¿Qué es ser una mujer médica?
Angélica Mariel Martínez López*
Varias cosas vienen a mi cabeza con la pregunta, primero una idea de género femenino, la cual se inculca no solo en el diccionario, sino que aprendemos desde pequeñas a sentirnos identificadas con un vestido rosa y una muñeca.
Una profesión que atañe a aquel ser que decidió cuidar la salud de otro, bajo conocimientos científicos y que va adquiriendo experiencia a través de los intentos de recuperar la salud de las personas. Entonces, un ser de vestido rosa cuidando a otro después de estudiar sería con singular sinceridad un concepto básico.
Sin embargo, también podemos decir que es una utopía de valor agregado, si reunimos lo que significa ser mujer en la actualidad bajo muchos conceptos, no solo con conocimientos profesionales, si no con back de vida de ser femenino, no solo por un vestido sino por la historia de lucha de otras mujeres por alcanzar un lugar social de respeto y que busca alcanzar no solo la competencia sino con aspiración a ser visto como un ser capaz de ayudar a otro, no solo usando un vestido sino la cabeza.

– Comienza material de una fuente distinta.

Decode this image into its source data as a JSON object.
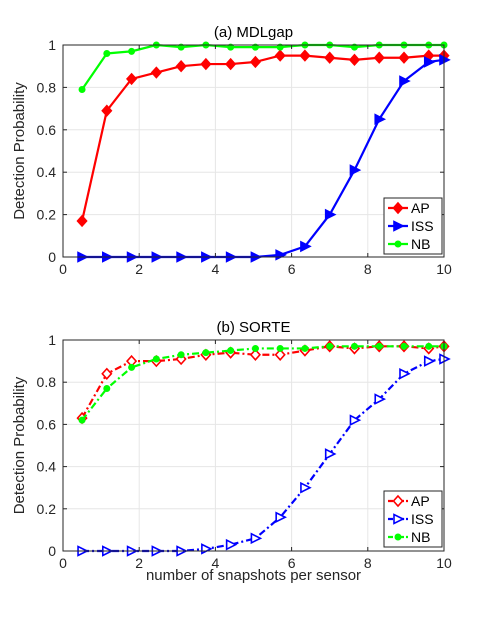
{
  "chart_data": [
    {
      "type": "line",
      "title": "(a) MDLgap",
      "xlabel": "",
      "ylabel": "Detection Probability",
      "xlim": [
        0,
        10
      ],
      "ylim": [
        0,
        1
      ],
      "xticks": [
        "0",
        "2",
        "4",
        "6",
        "8",
        "10"
      ],
      "yticks": [
        "0",
        "0.2",
        "0.4",
        "0.6",
        "0.8",
        "1"
      ],
      "grid": true,
      "legend_position": "bottom-right",
      "x": [
        0.5,
        1.15,
        1.8,
        2.45,
        3.1,
        3.75,
        4.4,
        5.05,
        5.7,
        6.35,
        7.0,
        7.65,
        8.3,
        8.95,
        9.6,
        10.0
      ],
      "series": [
        {
          "name": "AP",
          "color": "#ff0000",
          "marker": "diamond",
          "dash": "solid",
          "values": [
            0.17,
            0.69,
            0.84,
            0.87,
            0.9,
            0.91,
            0.91,
            0.92,
            0.95,
            0.95,
            0.94,
            0.93,
            0.94,
            0.94,
            0.95,
            0.95
          ]
        },
        {
          "name": "ISS",
          "color": "#0000ff",
          "marker": "triangle-right",
          "dash": "solid",
          "values": [
            0.0,
            0.0,
            0.0,
            0.0,
            0.0,
            0.0,
            0.0,
            0.0,
            0.01,
            0.05,
            0.2,
            0.41,
            0.65,
            0.83,
            0.92,
            0.93
          ]
        },
        {
          "name": "NB",
          "color": "#00ff00",
          "marker": "circle",
          "dash": "solid",
          "values": [
            0.79,
            0.96,
            0.97,
            1.0,
            0.99,
            1.0,
            0.99,
            0.99,
            0.99,
            1.0,
            1.0,
            0.99,
            1.0,
            1.0,
            1.0,
            1.0
          ]
        }
      ]
    },
    {
      "type": "line",
      "title": "(b) SORTE",
      "xlabel": "number of snapshots per sensor",
      "ylabel": "Detection Probability",
      "xlim": [
        0,
        10
      ],
      "ylim": [
        0,
        1
      ],
      "xticks": [
        "0",
        "2",
        "4",
        "6",
        "8",
        "10"
      ],
      "yticks": [
        "0",
        "0.2",
        "0.4",
        "0.6",
        "0.8",
        "1"
      ],
      "grid": true,
      "legend_position": "bottom-right",
      "x": [
        0.5,
        1.15,
        1.8,
        2.45,
        3.1,
        3.75,
        4.4,
        5.05,
        5.7,
        6.35,
        7.0,
        7.65,
        8.3,
        8.95,
        9.6,
        10.0
      ],
      "series": [
        {
          "name": "AP",
          "color": "#ff0000",
          "marker": "diamond-open",
          "dash": "dashdot",
          "values": [
            0.63,
            0.84,
            0.9,
            0.9,
            0.91,
            0.93,
            0.94,
            0.93,
            0.93,
            0.95,
            0.97,
            0.96,
            0.97,
            0.97,
            0.96,
            0.97
          ]
        },
        {
          "name": "ISS",
          "color": "#0000ff",
          "marker": "triangle-right-open",
          "dash": "dashdot",
          "values": [
            0.0,
            0.0,
            0.0,
            0.0,
            0.0,
            0.01,
            0.03,
            0.06,
            0.16,
            0.3,
            0.46,
            0.62,
            0.72,
            0.84,
            0.9,
            0.91
          ]
        },
        {
          "name": "NB",
          "color": "#00ff00",
          "marker": "circle",
          "dash": "dashdot",
          "values": [
            0.62,
            0.77,
            0.87,
            0.91,
            0.93,
            0.94,
            0.95,
            0.96,
            0.96,
            0.96,
            0.97,
            0.97,
            0.97,
            0.97,
            0.97,
            0.97
          ]
        }
      ]
    }
  ]
}
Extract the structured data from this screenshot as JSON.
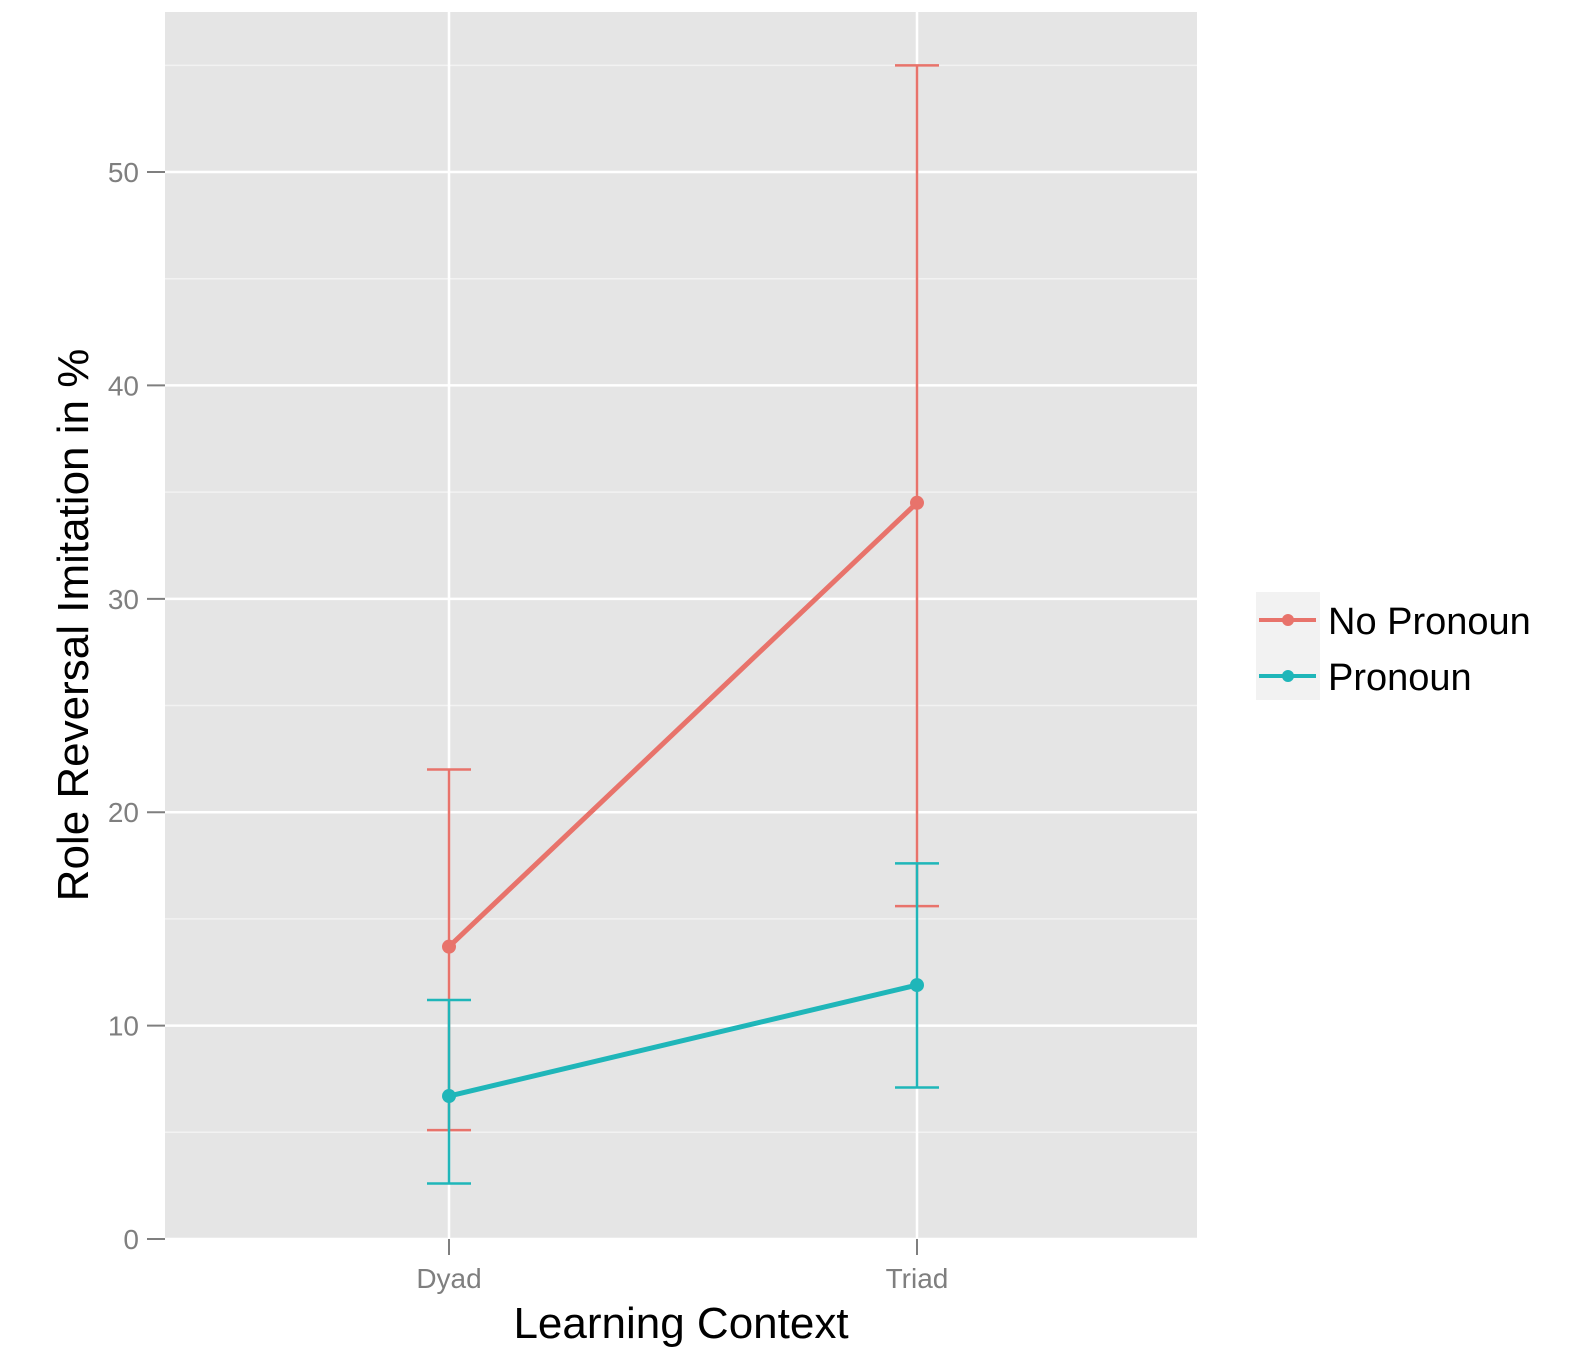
{
  "chart_data": {
    "type": "line",
    "categories": [
      "Dyad",
      "Triad"
    ],
    "xlabel": "Learning Context",
    "ylabel": "Role Reversal Imitation in %",
    "ylim": [
      0,
      57.5
    ],
    "yticks": [
      0,
      10,
      20,
      30,
      40,
      50
    ],
    "grid": true,
    "legend_position": "right",
    "error_bars": true,
    "series": [
      {
        "name": "No Pronoun",
        "color": "#e8736b",
        "values": [
          13.7,
          34.5
        ],
        "error_low": [
          5.1,
          15.6
        ],
        "error_high": [
          22.0,
          55.0
        ]
      },
      {
        "name": "Pronoun",
        "color": "#1fb6b9",
        "values": [
          6.7,
          11.9
        ],
        "error_low": [
          2.6,
          7.1
        ],
        "error_high": [
          11.2,
          17.6
        ]
      }
    ]
  }
}
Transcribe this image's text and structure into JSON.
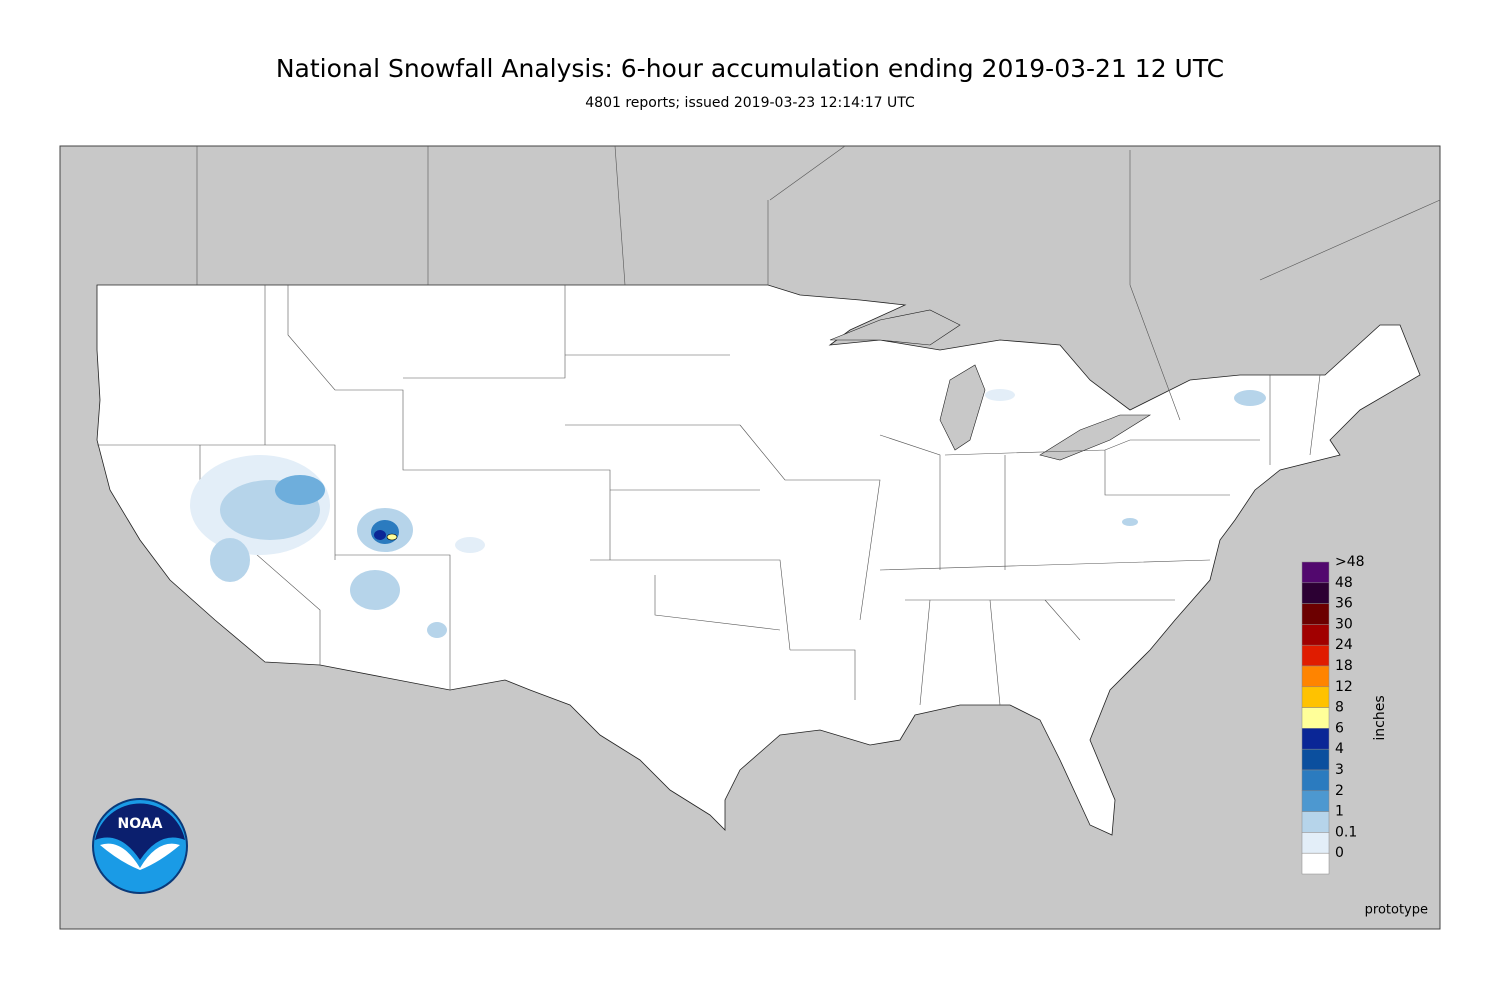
{
  "title": "National Snowfall Analysis: 6-hour accumulation ending 2019-03-21 12 UTC",
  "subtitle": "4801 reports; issued 2019-03-23 12:14:17 UTC",
  "legend": {
    "label": "inches",
    "items": [
      {
        "label": ">48",
        "color": "#52086e"
      },
      {
        "label": "48",
        "color": "#2c0033"
      },
      {
        "label": "36",
        "color": "#6c0000"
      },
      {
        "label": "30",
        "color": "#a10000"
      },
      {
        "label": "24",
        "color": "#e01c00"
      },
      {
        "label": "18",
        "color": "#ff8400"
      },
      {
        "label": "12",
        "color": "#ffc200"
      },
      {
        "label": "8",
        "color": "#ffff99"
      },
      {
        "label": "6",
        "color": "#0a2696"
      },
      {
        "label": "4",
        "color": "#0b4f9e"
      },
      {
        "label": "3",
        "color": "#2b7bbf"
      },
      {
        "label": "2",
        "color": "#4d98d0"
      },
      {
        "label": "1",
        "color": "#b6d4ea"
      },
      {
        "label": "0.1",
        "color": "#e3eef8"
      },
      {
        "label": "0",
        "color": "#ffffff"
      }
    ]
  },
  "footnote": "prototype",
  "logo": "NOAA"
}
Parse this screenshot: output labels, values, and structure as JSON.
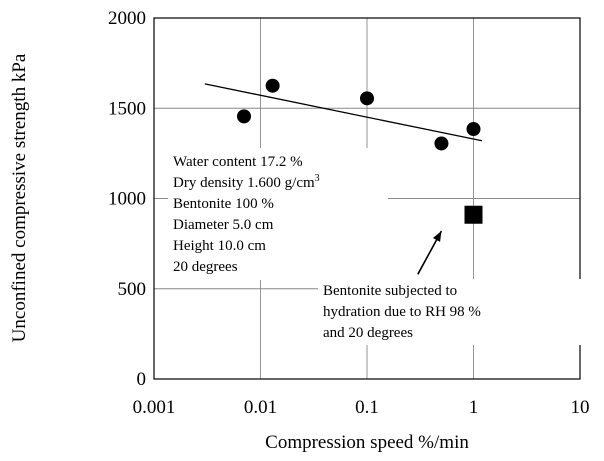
{
  "chart_data": {
    "type": "scatter",
    "xlabel": "Compression speed %/min",
    "ylabel": "Unconfined compressive strength kPa",
    "x_scale": "log",
    "xlim": [
      0.001,
      10
    ],
    "ylim": [
      0,
      2000
    ],
    "grid": true,
    "x_ticks": [
      "0.001",
      "0.01",
      "0.1",
      "1",
      "10"
    ],
    "y_ticks": [
      "0",
      "500",
      "1000",
      "1500",
      "2000"
    ],
    "series": [
      {
        "marker": "circle",
        "color": "#000000",
        "points": [
          {
            "x": 0.007,
            "y": 1455
          },
          {
            "x": 0.013,
            "y": 1625
          },
          {
            "x": 0.1,
            "y": 1555
          },
          {
            "x": 0.5,
            "y": 1305
          },
          {
            "x": 1.0,
            "y": 1385
          }
        ]
      },
      {
        "marker": "square",
        "color": "#000000",
        "points": [
          {
            "x": 1.0,
            "y": 910
          }
        ]
      }
    ],
    "trendline": {
      "x": [
        0.003,
        1.2
      ],
      "y": [
        1635,
        1320
      ]
    },
    "conditions": [
      "Water content 17.2 %",
      "Dry density 1.600 g/cm",
      "Bentonite 100 %",
      "Diameter 5.0 cm",
      "Height 10.0 cm",
      "20 degrees"
    ],
    "conditions_superscript": "3",
    "annotation_lines": [
      "Bentonite subjected to",
      "hydration due to RH 98 %",
      "and 20 degrees"
    ],
    "arrow": {
      "from": {
        "x": 0.3,
        "y": 580
      },
      "to": {
        "x": 0.5,
        "y": 820
      }
    }
  }
}
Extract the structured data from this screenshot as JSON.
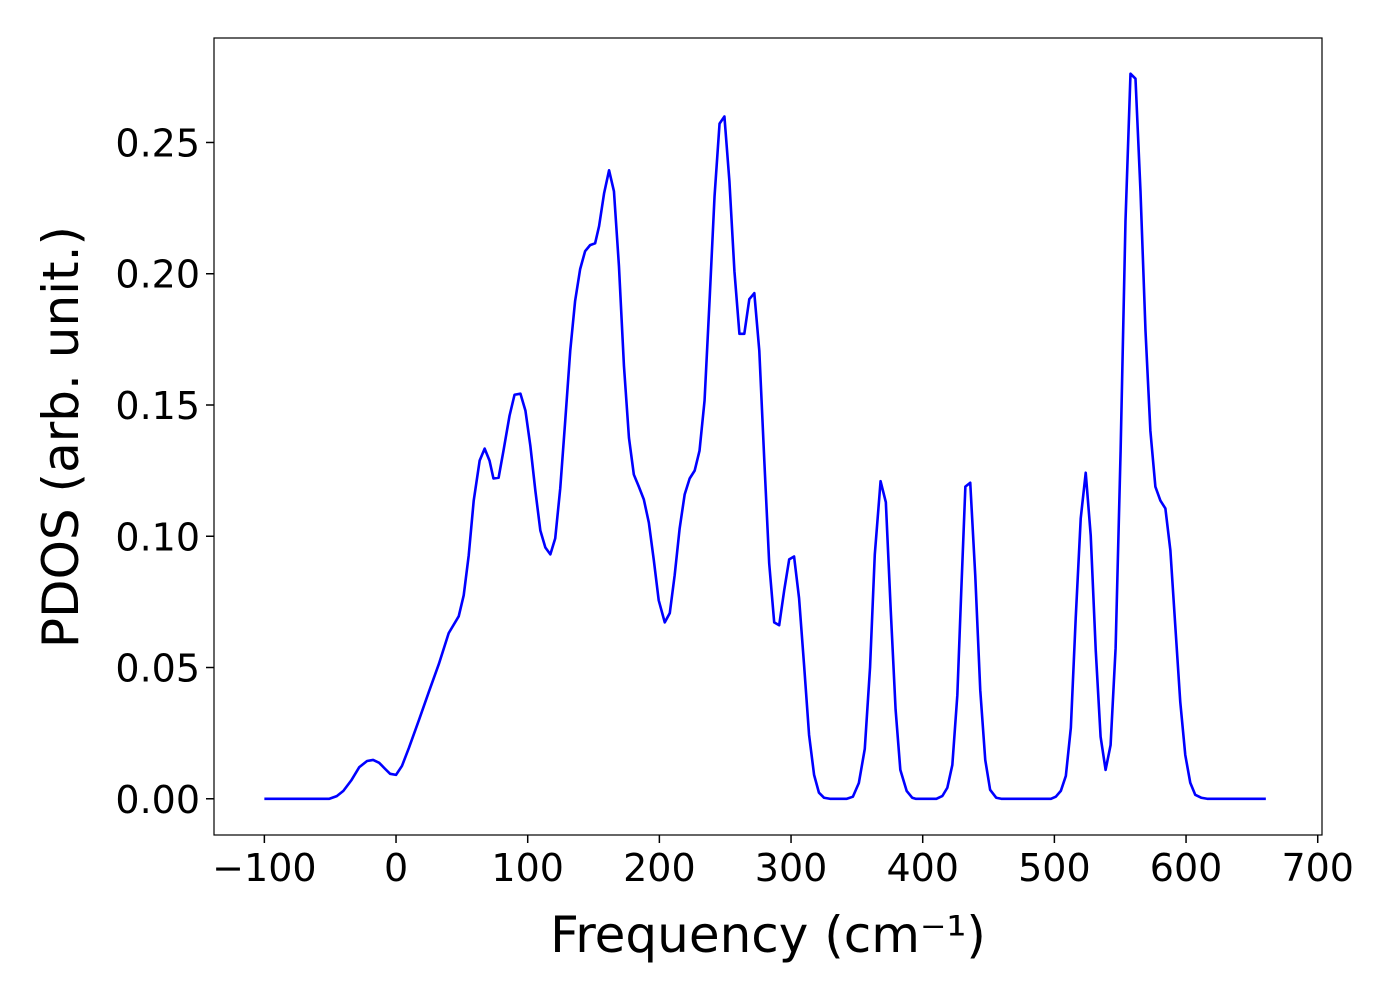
{
  "chart_data": {
    "type": "line",
    "xlabel": "Frequency (cm⁻¹)",
    "ylabel": "PDOS (arb. unit.)",
    "xlim": [
      -138.25,
      703.25
    ],
    "ylim": [
      -0.0138,
      0.2898
    ],
    "xticks": [
      {
        "value": -100,
        "label": "−100"
      },
      0,
      100,
      200,
      300,
      400,
      500,
      600,
      700
    ],
    "yticks": [
      {
        "value": 0,
        "label": "0.00"
      },
      {
        "value": 0.05,
        "label": "0.05"
      },
      {
        "value": 0.1,
        "label": "0.10"
      },
      {
        "value": 0.15,
        "label": "0.15"
      },
      {
        "value": 0.2,
        "label": "0.20"
      },
      {
        "value": 0.25,
        "label": "0.25"
      }
    ],
    "grid": false,
    "series": [
      {
        "color": "#0000ff",
        "x": [
          -100,
          -50.6,
          -45,
          -40,
          -34,
          -28,
          -22,
          -17.4,
          -12.8,
          -8.3,
          -4.5,
          0,
          4.5,
          9.8,
          17.4,
          24.9,
          32.5,
          40,
          47.6,
          51.4,
          55.2,
          59,
          63.5,
          67.3,
          71,
          74,
          77.9,
          81.6,
          86.2,
          90,
          94.5,
          98.3,
          102,
          105.8,
          109.6,
          113.4,
          117.2,
          120.9,
          124.7,
          128.5,
          132.3,
          136,
          139.8,
          143.6,
          147.4,
          151.2,
          154.2,
          158,
          161.8,
          165.5,
          169.3,
          173.1,
          176.9,
          180.6,
          184.4,
          188.2,
          192,
          195.8,
          199.5,
          204.1,
          207.9,
          211.6,
          215.4,
          219.2,
          223,
          226.8,
          230.5,
          234.3,
          238.1,
          241.9,
          245.7,
          249.4,
          253.2,
          257,
          260.8,
          264.5,
          268.3,
          272.1,
          275.9,
          279.7,
          283.4,
          287.2,
          291,
          294.8,
          298.6,
          302.3,
          306.1,
          309.9,
          313.7,
          317.5,
          321.2,
          325,
          329.5,
          342.4,
          347,
          351.5,
          356,
          360,
          363.6,
          368,
          372,
          375.7,
          379.4,
          383,
          387.8,
          392,
          394.6,
          410.4,
          415,
          418.7,
          422.5,
          426.3,
          429.3,
          432.4,
          436.1,
          439.9,
          443.7,
          447.5,
          451.2,
          455.8,
          459.6,
          497.4,
          501.1,
          504.9,
          508.7,
          512.5,
          516.2,
          520,
          523.8,
          527.6,
          531.4,
          535.1,
          538.9,
          542.7,
          546.5,
          550.3,
          554,
          557.8,
          561.6,
          565.4,
          569.2,
          572.9,
          576.7,
          580.5,
          584.3,
          588.1,
          591.8,
          595.6,
          599.4,
          603.2,
          607,
          611.5,
          616,
          660.6
        ],
        "values": [
          0,
          0,
          0.001,
          0.003,
          0.007,
          0.012,
          0.0144,
          0.0148,
          0.0137,
          0.0114,
          0.0095,
          0.0091,
          0.0125,
          0.0194,
          0.03,
          0.0407,
          0.0513,
          0.0631,
          0.0695,
          0.0775,
          0.0927,
          0.1136,
          0.1288,
          0.1334,
          0.1288,
          0.122,
          0.1223,
          0.1326,
          0.1459,
          0.1539,
          0.1543,
          0.1478,
          0.1345,
          0.1174,
          0.1022,
          0.0957,
          0.0931,
          0.0992,
          0.1182,
          0.144,
          0.1706,
          0.1896,
          0.2017,
          0.2086,
          0.2109,
          0.2116,
          0.2181,
          0.2306,
          0.2394,
          0.2314,
          0.2029,
          0.1649,
          0.1375,
          0.1235,
          0.1189,
          0.114,
          0.1052,
          0.0908,
          0.0756,
          0.0672,
          0.0707,
          0.0851,
          0.103,
          0.1159,
          0.122,
          0.125,
          0.1326,
          0.1516,
          0.1896,
          0.2295,
          0.2572,
          0.2599,
          0.2352,
          0.201,
          0.1771,
          0.1771,
          0.1903,
          0.1926,
          0.1706,
          0.1288,
          0.0897,
          0.0672,
          0.0661,
          0.0794,
          0.0912,
          0.0923,
          0.0764,
          0.0509,
          0.0243,
          0.0091,
          0.0023,
          0.0004,
          0,
          0,
          0.0008,
          0.006,
          0.019,
          0.05,
          0.093,
          0.121,
          0.113,
          0.072,
          0.034,
          0.011,
          0.003,
          0.0004,
          0,
          0,
          0.0011,
          0.0042,
          0.0129,
          0.0395,
          0.0794,
          0.1189,
          0.1204,
          0.0851,
          0.0414,
          0.0148,
          0.0034,
          0.0004,
          0,
          0,
          0.0008,
          0.003,
          0.0087,
          0.027,
          0.0688,
          0.1068,
          0.1242,
          0.1003,
          0.0566,
          0.0236,
          0.011,
          0.0205,
          0.0574,
          0.1326,
          0.22,
          0.2762,
          0.2743,
          0.2314,
          0.1782,
          0.1402,
          0.1189,
          0.1136,
          0.1106,
          0.0946,
          0.0661,
          0.0369,
          0.0167,
          0.0061,
          0.0015,
          0.0004,
          0,
          0
        ]
      }
    ]
  }
}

Con la fragilidad infringida no solo en la fuerza física, sino psicosocial que había imperado y que ha ido siendo superada, no así la fuerza física que evidentemente no lograremos por simple naturaleza, esta fuerza nos proporcionó otras virtudes como la posibilidad de dar a la luz para ser madres.

Y así en un mundo cambiante, tecnológico, competitivo, la mujer, se ha ido adaptando al ritmo, a cooperar con su género a la vez que intercambia una parte de sí para darse a otros.
Hoy una mujer común es de todo menos común. Un día normal para una mujer médico, es despertar a bañarse y arreglarse ( embellecerse pues es mujer y requiere estar presentable), hacer el desayuno, dejar a los niños en la escuela, va con teléfono respondiendo a pacientes; y llega a otro lugar común a escuchar y poner toda su atención en un padecimiento poco claro para dar su mejor esfuerzo para recuperar la salud de su paciente enfrente, hace procedimientos quirúrgicos si es necesario, con una leída previa para revisar que todo esté bien con el expediente clínico, llenando historias clínicas, elaborando notas médicas e indicaciones, y apoyándose de otros clínicos para aportar la mejor solución a un padecimiento y otras cosas más.
Sale corriendo y si logra llegar a casa debe hacer tareas del hogar y de matemáticas, historia e inglés entre otras, mientras que coloca una lavadora, pero además preferentemente debe tomar un momento para actualizarse pues la medicina avanza de manera afortunada últimamente y porque no hacer un poco de ejercicio para estar saludable. Al llegar la noche con suerte no hay guardia pues debe volver a empezar.
Muy parecida a la realidad de la mujer trabajadora moderna con algunas variantes que incluyen la responsabilidad sobre otro ser humano y la necesidad de actualización constante y demandante de la población. Así, en un proceso de adaptación constante podría hoy describir un día común como un gran reto.
Después de todo esto, debo decirlo, aunque suena a sacrificio, no lo es. Es lo que diría yo, ser una mujer médica es hoy un privilegio.
Un privilegio ganado a pulso y que aspiramos a hacer perdurar en el tiempo para beneplácito de mujeres y hombres, todas y todos aquellos que requirieron una atención ayer y la requerirán mañana. Ahí estamos, desde que nació Matilde Montoya Lafragua en 1857 en México, la primera mujer médica egresada de la Escuela Nacional de Medicina en 1987, en honor a ella y cada mujer que ha logrado abrirse paso entre caballeros, no por un vestido rosa, sino por un don de servicio y el privilegio de cuidar de otros.